Yes I agree. The way was quite common.


----------



## J_P_C (Mar 14, 2022)

Wurger said:


> TheEast German variant of the MiG-21PFM was named MiG-21SPS. Almost all MiG-21SPS were fitted with the GP-9 gun pod. It was its standard armament. Therefore the "K" letter was added to the SPS name ( SPS-K). The "K" letter means "kannone" - cannon. The early MiG-21PF/PFS were fittded to the gun pod during their overhauls, as memo serves.
> 
> The standard MiG-21SPS-K (Germany) load was :
> 
> ...


i don't think your list is correct - countermeasures was s-5 rockets with special warhead it means must come with UB-32 (less likely) or UB-16 (more likely) pods attached to the symmetrical stations it means configuration like this ones 
64 x countermeasures + 4 x R-3S missiles
64 x countermeasures + 4 x R-3R missiles
64 x countermeasures + 2 x R-3R missiles + 2 x R-3S missiles
may not be used - there are no twin launchers for R-3 or R13 missiles
also i don't think R and S missiles may be mixed - simply using either of this missile requiring different hardware configuration for the weapon control system (one of the boxes needs to be altered)
also due to huge drag penalty UB-32 were barely/never used for countermeasures (even theoretically possible - for tactical reasons never employed).
I'm not MiG21 expert but i think PFM and SPS versions are not the same - as far as i remember lectures on my university SPS was version equipped in boundary layer control system which wasn't part of standard PFM configuration.


----------



## aurelien wolff (Mar 14, 2022)

my idea being more of a what if 22 26 in different configuration (GP 9 and FFAR pods) so I may not take the differene between SPS and PFM in account


----------



## Wurger (Mar 14, 2022)

There wasn't a SPS sub-type of the MiG-21. The SPS abbreviation is for the Boundary Layer Blowing system ( *S*duv *P*ogranichnovo *S*loya) widely known as the blowing falps. The SPS system was used for the PFM variant as the standard one.
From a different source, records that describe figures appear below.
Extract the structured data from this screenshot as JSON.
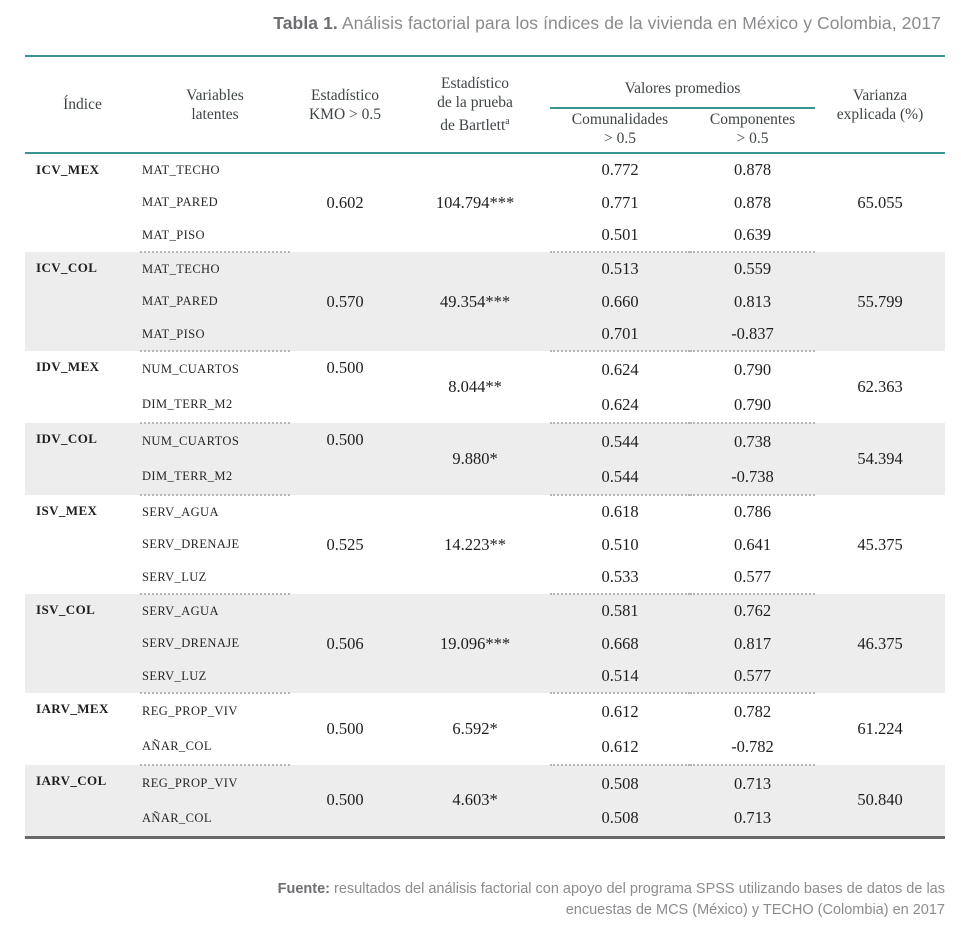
{
  "title": {
    "label": "Tabla 1.",
    "text": "Análisis factorial para los índices de la vivienda en México y Colombia, 2017"
  },
  "table": {
    "headers": {
      "indice": "Índice",
      "variables": "Variables\nlatentes",
      "kmo": "Estadístico\nKMO > 0.5",
      "bartlett": "Estadístico\nde la prueba\nde Bartlett",
      "bartlett_sup": "a",
      "valores_promedios": "Valores promedios",
      "comunalidades": "Comunalidades\n> 0.5",
      "componentes": "Componentes\n> 0.5",
      "varianza": "Varianza\nexplicada (%)"
    },
    "groups": [
      {
        "indice": "ICV_MEX",
        "kmo": "0.602",
        "bartlett": "104.794***",
        "varianza": "65.055",
        "shaded": false,
        "kmo_top": false,
        "rows": [
          {
            "variable": "MAT_TECHO",
            "comunalidad": "0.772",
            "componente": "0.878"
          },
          {
            "variable": "MAT_PARED",
            "comunalidad": "0.771",
            "componente": "0.878"
          },
          {
            "variable": "MAT_PISO",
            "comunalidad": "0.501",
            "componente": "0.639"
          }
        ]
      },
      {
        "indice": "ICV_COL",
        "kmo": "0.570",
        "bartlett": "49.354***",
        "varianza": "55.799",
        "shaded": true,
        "kmo_top": false,
        "rows": [
          {
            "variable": "MAT_TECHO",
            "comunalidad": "0.513",
            "componente": "0.559"
          },
          {
            "variable": "MAT_PARED",
            "comunalidad": "0.660",
            "componente": "0.813"
          },
          {
            "variable": "MAT_PISO",
            "comunalidad": "0.701",
            "componente": "-0.837"
          }
        ]
      },
      {
        "indice": "IDV_MEX",
        "kmo": "0.500",
        "bartlett": "8.044**",
        "varianza": "62.363",
        "shaded": false,
        "kmo_top": true,
        "rows": [
          {
            "variable": "NUM_CUARTOS",
            "comunalidad": "0.624",
            "componente": "0.790"
          },
          {
            "variable": "DIM_TERR_M2",
            "comunalidad": "0.624",
            "componente": "0.790"
          }
        ]
      },
      {
        "indice": "IDV_COL",
        "kmo": "0.500",
        "bartlett": "9.880*",
        "varianza": "54.394",
        "shaded": true,
        "kmo_top": true,
        "rows": [
          {
            "variable": "NUM_CUARTOS",
            "comunalidad": "0.544",
            "componente": "0.738"
          },
          {
            "variable": "DIM_TERR_M2",
            "comunalidad": "0.544",
            "componente": "-0.738"
          }
        ]
      },
      {
        "indice": "ISV_MEX",
        "kmo": "0.525",
        "bartlett": "14.223**",
        "varianza": "45.375",
        "shaded": false,
        "kmo_top": false,
        "rows": [
          {
            "variable": "SERV_AGUA",
            "comunalidad": "0.618",
            "componente": "0.786"
          },
          {
            "variable": "SERV_DRENAJE",
            "comunalidad": "0.510",
            "componente": "0.641"
          },
          {
            "variable": "SERV_LUZ",
            "comunalidad": "0.533",
            "componente": "0.577"
          }
        ]
      },
      {
        "indice": "ISV_COL",
        "kmo": "0.506",
        "bartlett": "19.096***",
        "varianza": "46.375",
        "shaded": true,
        "kmo_top": false,
        "rows": [
          {
            "variable": "SERV_AGUA",
            "comunalidad": "0.581",
            "componente": "0.762"
          },
          {
            "variable": "SERV_DRENAJE",
            "comunalidad": "0.668",
            "componente": "0.817"
          },
          {
            "variable": "SERV_LUZ",
            "comunalidad": "0.514",
            "componente": "0.577"
          }
        ]
      },
      {
        "indice": "IARV_MEX",
        "kmo": "0.500",
        "bartlett": "6.592*",
        "varianza": "61.224",
        "shaded": false,
        "kmo_top": false,
        "rows": [
          {
            "variable": "REG_PROP_VIV",
            "comunalidad": "0.612",
            "componente": "0.782"
          },
          {
            "variable": "AÑAR_COL",
            "comunalidad": "0.612",
            "componente": "-0.782"
          }
        ]
      },
      {
        "indice": "IARV_COL",
        "kmo": "0.500",
        "bartlett": "4.603*",
        "varianza": "50.840",
        "shaded": true,
        "kmo_top": false,
        "rows": [
          {
            "variable": "REG_PROP_VIV",
            "comunalidad": "0.508",
            "componente": "0.713"
          },
          {
            "variable": "AÑAR_COL",
            "comunalidad": "0.508",
            "componente": "0.713"
          }
        ]
      }
    ]
  },
  "footer": {
    "label": "Fuente:",
    "text": "resultados del análisis factorial con apoyo del programa SPSS utilizando bases de datos de las encuestas de MCS (México) y TECHO (Colombia) en 2017"
  },
  "colors": {
    "teal_rule": "#3a9391",
    "shaded_row": "#ededee",
    "title_gray": "#6d6e71",
    "body_text": "#1e1e1e"
  }
}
Therefore you may find also the name MiG-21PFM-SPS in a couple of references. Earlier the system was introduced to the PF version. And the sub-variant was marked as the PFS ( not SPS ) where the "S" letter just indicated the SPS system. The MiG-21SPS is the East German name used only for their PFMs and just by themself only. What is more the German PFM with the GP-9 gun pod was marked with the SPS-K name. It happened because the NVA ( Nationale Volksarmee ) the National People's Army of the German Democratic Republic decided to use the marking to differentiate the MiG-21 PF ( they named it PFM ) from the orginal PFM plane. Here in Poland and in Czechoslovakia the PF and PFM names were still in using for instance.

For these who could be interested in the MiG-21 used in the DDR I would recommend the DHS series of books for the plane.















the pic source : the net.


----------



## aurelien wolff (Mar 14, 2022)

For the SPS, after reading that part in famous russian ighter, it seem to be a case of east germany playng with designation


----------



## Wurger (Mar 14, 2022)

Yep.. see my post above.


----------



## aurelien wolff (Mar 15, 2022)

Decided to get the 4 four book and now I got the one on the PF, SPS and SPS K. Can I make a mig 21 PF with GP 9, and FFAR with the JATO boost? 
Thanks for your answer, asking because I've seen a pic of a DDRmig 21 no 758 with them.


----------



## Wurger (Mar 15, 2022)

Do you mean the one?
Anyway .. the taking off with the GP-9 + 2 x UB-16-57UM using the SPRD-99 sounds fine.





the source: the net


----------